Le coup de foudre est immédiat, une vague amoureuse immarcescible les emporte vers un mariage rapide, faisant fi des doutes et des inquiétudes de l’entourage d’Elisabeth.
La rupture sociale est vive, éloignant définitivement les jeunes époux de la côte bretonne pour rejoindre l’Afghanistan si distant et si différent, et surtout bouleversé par un mouvement politique écartant le roi, cousin de Naïm, sur qui le jeune couple pensait s’appuyer pour participer au redressement d’un pays en proie à un misérabilisme sociétal confondant.

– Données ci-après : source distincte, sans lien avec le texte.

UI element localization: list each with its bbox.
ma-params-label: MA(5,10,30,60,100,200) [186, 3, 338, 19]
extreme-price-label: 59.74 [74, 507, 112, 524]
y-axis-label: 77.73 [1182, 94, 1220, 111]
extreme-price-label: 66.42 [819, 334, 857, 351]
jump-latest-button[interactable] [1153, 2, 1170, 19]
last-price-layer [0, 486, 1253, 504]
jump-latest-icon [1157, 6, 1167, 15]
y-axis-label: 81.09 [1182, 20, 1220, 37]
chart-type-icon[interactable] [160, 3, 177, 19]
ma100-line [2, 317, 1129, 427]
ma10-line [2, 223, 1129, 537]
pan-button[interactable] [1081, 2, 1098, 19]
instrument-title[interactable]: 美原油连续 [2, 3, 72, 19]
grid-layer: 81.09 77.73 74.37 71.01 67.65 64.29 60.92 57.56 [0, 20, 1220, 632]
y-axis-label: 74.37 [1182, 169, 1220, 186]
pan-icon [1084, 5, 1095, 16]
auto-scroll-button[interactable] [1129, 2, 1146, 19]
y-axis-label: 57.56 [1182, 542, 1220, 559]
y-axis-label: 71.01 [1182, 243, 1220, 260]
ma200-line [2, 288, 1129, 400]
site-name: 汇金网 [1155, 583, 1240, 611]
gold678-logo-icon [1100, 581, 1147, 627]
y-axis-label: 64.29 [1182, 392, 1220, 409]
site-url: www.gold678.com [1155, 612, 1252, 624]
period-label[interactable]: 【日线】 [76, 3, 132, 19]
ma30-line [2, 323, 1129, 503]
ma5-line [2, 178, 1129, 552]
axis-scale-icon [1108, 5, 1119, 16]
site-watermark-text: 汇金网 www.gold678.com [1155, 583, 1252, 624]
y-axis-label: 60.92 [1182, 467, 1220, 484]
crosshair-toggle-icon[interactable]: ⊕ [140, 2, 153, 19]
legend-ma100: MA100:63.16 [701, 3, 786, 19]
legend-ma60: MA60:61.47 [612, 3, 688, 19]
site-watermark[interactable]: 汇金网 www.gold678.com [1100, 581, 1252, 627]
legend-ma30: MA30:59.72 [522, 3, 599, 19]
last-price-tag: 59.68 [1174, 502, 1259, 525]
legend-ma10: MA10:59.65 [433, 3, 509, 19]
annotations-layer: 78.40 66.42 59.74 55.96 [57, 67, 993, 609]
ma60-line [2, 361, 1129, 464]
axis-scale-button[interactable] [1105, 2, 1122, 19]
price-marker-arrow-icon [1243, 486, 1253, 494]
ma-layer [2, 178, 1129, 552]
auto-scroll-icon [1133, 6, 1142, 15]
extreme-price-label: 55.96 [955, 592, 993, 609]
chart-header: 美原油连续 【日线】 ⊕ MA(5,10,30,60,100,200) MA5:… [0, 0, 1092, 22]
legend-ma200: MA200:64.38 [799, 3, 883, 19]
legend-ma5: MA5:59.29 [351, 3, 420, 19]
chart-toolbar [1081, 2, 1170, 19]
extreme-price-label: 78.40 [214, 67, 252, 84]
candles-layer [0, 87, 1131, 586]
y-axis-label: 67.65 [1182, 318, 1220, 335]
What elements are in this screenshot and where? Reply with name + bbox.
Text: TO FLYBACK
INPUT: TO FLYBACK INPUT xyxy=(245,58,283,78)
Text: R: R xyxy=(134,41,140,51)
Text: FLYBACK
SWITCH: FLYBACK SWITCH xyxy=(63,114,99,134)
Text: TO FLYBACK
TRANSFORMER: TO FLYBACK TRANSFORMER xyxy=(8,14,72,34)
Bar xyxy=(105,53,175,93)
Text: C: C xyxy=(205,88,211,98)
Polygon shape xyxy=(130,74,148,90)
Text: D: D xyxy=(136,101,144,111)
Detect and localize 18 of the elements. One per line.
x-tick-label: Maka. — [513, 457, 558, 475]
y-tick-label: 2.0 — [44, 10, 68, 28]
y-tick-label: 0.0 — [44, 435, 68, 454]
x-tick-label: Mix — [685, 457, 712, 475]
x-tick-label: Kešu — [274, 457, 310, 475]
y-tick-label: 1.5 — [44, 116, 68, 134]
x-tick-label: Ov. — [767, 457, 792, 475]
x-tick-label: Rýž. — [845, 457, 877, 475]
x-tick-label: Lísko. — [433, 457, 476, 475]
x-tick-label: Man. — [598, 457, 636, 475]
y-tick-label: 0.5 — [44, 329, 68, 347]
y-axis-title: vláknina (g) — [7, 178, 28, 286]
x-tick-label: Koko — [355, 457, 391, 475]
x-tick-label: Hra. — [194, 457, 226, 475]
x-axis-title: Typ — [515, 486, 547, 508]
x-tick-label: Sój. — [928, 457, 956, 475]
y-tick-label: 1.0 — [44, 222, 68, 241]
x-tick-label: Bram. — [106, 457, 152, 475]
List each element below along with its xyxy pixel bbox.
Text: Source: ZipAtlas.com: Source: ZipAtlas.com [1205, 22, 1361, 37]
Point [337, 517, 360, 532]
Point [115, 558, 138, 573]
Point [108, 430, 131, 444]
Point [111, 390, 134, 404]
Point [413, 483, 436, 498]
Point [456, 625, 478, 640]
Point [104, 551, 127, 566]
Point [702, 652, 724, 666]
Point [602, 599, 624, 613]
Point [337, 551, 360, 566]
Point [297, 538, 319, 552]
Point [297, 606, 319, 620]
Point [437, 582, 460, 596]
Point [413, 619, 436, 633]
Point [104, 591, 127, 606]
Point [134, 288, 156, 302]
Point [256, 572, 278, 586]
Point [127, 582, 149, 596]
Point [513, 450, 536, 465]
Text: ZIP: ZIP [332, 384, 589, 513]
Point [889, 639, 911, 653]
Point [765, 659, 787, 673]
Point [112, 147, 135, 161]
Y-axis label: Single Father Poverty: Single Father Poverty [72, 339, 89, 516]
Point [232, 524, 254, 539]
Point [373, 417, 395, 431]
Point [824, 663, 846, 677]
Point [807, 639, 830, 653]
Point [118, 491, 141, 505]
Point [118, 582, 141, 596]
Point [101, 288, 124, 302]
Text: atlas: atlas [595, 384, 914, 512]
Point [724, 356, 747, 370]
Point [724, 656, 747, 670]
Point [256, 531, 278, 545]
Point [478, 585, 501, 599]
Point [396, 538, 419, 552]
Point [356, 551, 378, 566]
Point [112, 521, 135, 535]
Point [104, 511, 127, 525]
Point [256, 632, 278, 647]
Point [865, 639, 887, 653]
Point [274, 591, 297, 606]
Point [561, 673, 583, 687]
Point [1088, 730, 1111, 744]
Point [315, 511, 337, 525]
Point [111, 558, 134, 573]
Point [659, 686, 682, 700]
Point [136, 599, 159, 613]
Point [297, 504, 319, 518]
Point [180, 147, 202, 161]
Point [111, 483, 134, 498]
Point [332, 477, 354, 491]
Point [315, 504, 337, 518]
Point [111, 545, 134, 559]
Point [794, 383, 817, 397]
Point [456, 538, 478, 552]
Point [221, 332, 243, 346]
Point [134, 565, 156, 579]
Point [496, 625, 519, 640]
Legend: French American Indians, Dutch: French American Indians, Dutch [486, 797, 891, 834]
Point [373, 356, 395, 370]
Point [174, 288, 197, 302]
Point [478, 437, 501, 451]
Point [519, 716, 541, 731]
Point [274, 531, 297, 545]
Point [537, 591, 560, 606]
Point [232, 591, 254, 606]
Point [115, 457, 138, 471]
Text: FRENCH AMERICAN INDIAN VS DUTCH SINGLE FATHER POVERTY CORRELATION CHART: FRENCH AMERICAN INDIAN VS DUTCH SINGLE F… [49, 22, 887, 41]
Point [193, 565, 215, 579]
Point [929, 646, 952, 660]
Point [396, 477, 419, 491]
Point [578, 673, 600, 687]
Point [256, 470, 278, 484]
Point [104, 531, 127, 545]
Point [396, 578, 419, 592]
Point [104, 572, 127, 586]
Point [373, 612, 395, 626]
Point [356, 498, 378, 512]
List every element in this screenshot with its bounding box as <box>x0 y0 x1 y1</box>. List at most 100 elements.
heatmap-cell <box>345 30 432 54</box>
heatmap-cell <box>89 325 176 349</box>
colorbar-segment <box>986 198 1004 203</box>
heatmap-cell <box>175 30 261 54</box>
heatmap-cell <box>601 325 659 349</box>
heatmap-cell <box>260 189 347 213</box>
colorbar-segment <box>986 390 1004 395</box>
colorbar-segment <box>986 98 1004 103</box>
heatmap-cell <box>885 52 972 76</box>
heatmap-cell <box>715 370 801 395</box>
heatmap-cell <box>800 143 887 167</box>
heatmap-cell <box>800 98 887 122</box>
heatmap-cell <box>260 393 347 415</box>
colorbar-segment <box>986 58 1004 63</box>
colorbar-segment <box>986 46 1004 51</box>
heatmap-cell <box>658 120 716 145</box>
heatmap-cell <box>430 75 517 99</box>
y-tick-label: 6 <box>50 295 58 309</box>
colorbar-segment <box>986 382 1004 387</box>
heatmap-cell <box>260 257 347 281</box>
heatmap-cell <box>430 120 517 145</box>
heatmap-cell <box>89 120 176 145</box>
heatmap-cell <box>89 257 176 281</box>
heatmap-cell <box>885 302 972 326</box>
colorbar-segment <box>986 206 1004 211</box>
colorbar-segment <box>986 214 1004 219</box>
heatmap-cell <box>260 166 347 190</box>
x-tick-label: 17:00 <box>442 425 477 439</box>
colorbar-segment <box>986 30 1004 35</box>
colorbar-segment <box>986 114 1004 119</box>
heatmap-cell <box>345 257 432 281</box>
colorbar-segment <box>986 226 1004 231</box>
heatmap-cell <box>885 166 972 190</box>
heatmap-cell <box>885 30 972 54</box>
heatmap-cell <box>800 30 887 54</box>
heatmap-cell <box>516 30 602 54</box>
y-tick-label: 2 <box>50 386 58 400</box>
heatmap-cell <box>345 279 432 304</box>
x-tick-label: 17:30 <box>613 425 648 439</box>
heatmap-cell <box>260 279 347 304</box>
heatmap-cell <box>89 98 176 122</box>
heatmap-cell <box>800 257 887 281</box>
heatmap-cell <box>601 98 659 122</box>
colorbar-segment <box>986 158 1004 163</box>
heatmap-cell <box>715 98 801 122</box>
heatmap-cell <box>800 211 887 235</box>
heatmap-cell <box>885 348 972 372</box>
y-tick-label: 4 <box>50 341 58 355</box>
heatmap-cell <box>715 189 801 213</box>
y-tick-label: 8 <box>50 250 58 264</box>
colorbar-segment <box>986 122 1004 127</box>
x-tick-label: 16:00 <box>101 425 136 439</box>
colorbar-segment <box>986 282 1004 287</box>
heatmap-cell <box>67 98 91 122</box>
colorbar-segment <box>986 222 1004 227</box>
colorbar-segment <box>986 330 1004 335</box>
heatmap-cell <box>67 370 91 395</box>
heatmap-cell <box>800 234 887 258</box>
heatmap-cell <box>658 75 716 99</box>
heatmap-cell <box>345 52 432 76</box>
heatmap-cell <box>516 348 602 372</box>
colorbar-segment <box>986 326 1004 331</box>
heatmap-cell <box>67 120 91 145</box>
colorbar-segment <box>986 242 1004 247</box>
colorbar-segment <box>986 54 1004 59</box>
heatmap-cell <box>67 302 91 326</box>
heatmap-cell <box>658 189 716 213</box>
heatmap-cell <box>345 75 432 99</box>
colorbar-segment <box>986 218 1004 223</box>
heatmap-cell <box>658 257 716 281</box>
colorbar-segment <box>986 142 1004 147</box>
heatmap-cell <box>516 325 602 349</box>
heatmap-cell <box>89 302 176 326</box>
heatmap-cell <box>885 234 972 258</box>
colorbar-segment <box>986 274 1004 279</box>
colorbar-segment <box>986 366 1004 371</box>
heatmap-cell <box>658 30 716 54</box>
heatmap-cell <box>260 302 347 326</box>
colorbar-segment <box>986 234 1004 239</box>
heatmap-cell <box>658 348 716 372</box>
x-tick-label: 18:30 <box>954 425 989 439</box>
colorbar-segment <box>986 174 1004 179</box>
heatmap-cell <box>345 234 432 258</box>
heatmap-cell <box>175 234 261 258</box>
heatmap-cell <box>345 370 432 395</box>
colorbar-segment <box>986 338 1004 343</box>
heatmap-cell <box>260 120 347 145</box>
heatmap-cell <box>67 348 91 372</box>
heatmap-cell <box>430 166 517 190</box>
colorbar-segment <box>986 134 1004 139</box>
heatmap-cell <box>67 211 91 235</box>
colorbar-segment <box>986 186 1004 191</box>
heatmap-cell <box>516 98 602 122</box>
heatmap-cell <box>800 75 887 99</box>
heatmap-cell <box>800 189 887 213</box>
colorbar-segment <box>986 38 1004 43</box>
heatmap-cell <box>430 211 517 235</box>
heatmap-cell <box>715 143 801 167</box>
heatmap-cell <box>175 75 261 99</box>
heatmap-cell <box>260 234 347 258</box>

L’effondrement des visions progressistes imaginées par Naïm et Elisabeth les réduit à une vie modeste, régie par une contrainte religieuse nihiliste…
Une volonté d’airain, un désir d’émancipation, un besoin impérieux de transgression et la soif d’apporter aux femmes afghanes l’énergie d’entrer dans un possible épanouissement libérateur jalonneront le chemin de cette Elisabeth d’une aura rayonnante.
Points forts
Voici un vrai roman, plein d’une jouvence littéraire dynamisante, avec son jeu d’ombres et de lumière, ses personnages de mystère mais aussi capables d’une amicale ferveur, les jeux troubles de la politique et leur désordre sans cesse renouvelé, l’équilibre précaire entre domination et liberté, et tout cela sur une toile de fond peinte aux couleurs d’un pays magnifique, souffreteux et résistant.
L’écriture de Charlotte Erlih véhicule de la plus belle manière ce chatoiement de sentiments contradictoires et de menaces souterraines, cette difficulté d’être ici, à Kaboul, ou d’être là, à Saint-Malo ou à Paris.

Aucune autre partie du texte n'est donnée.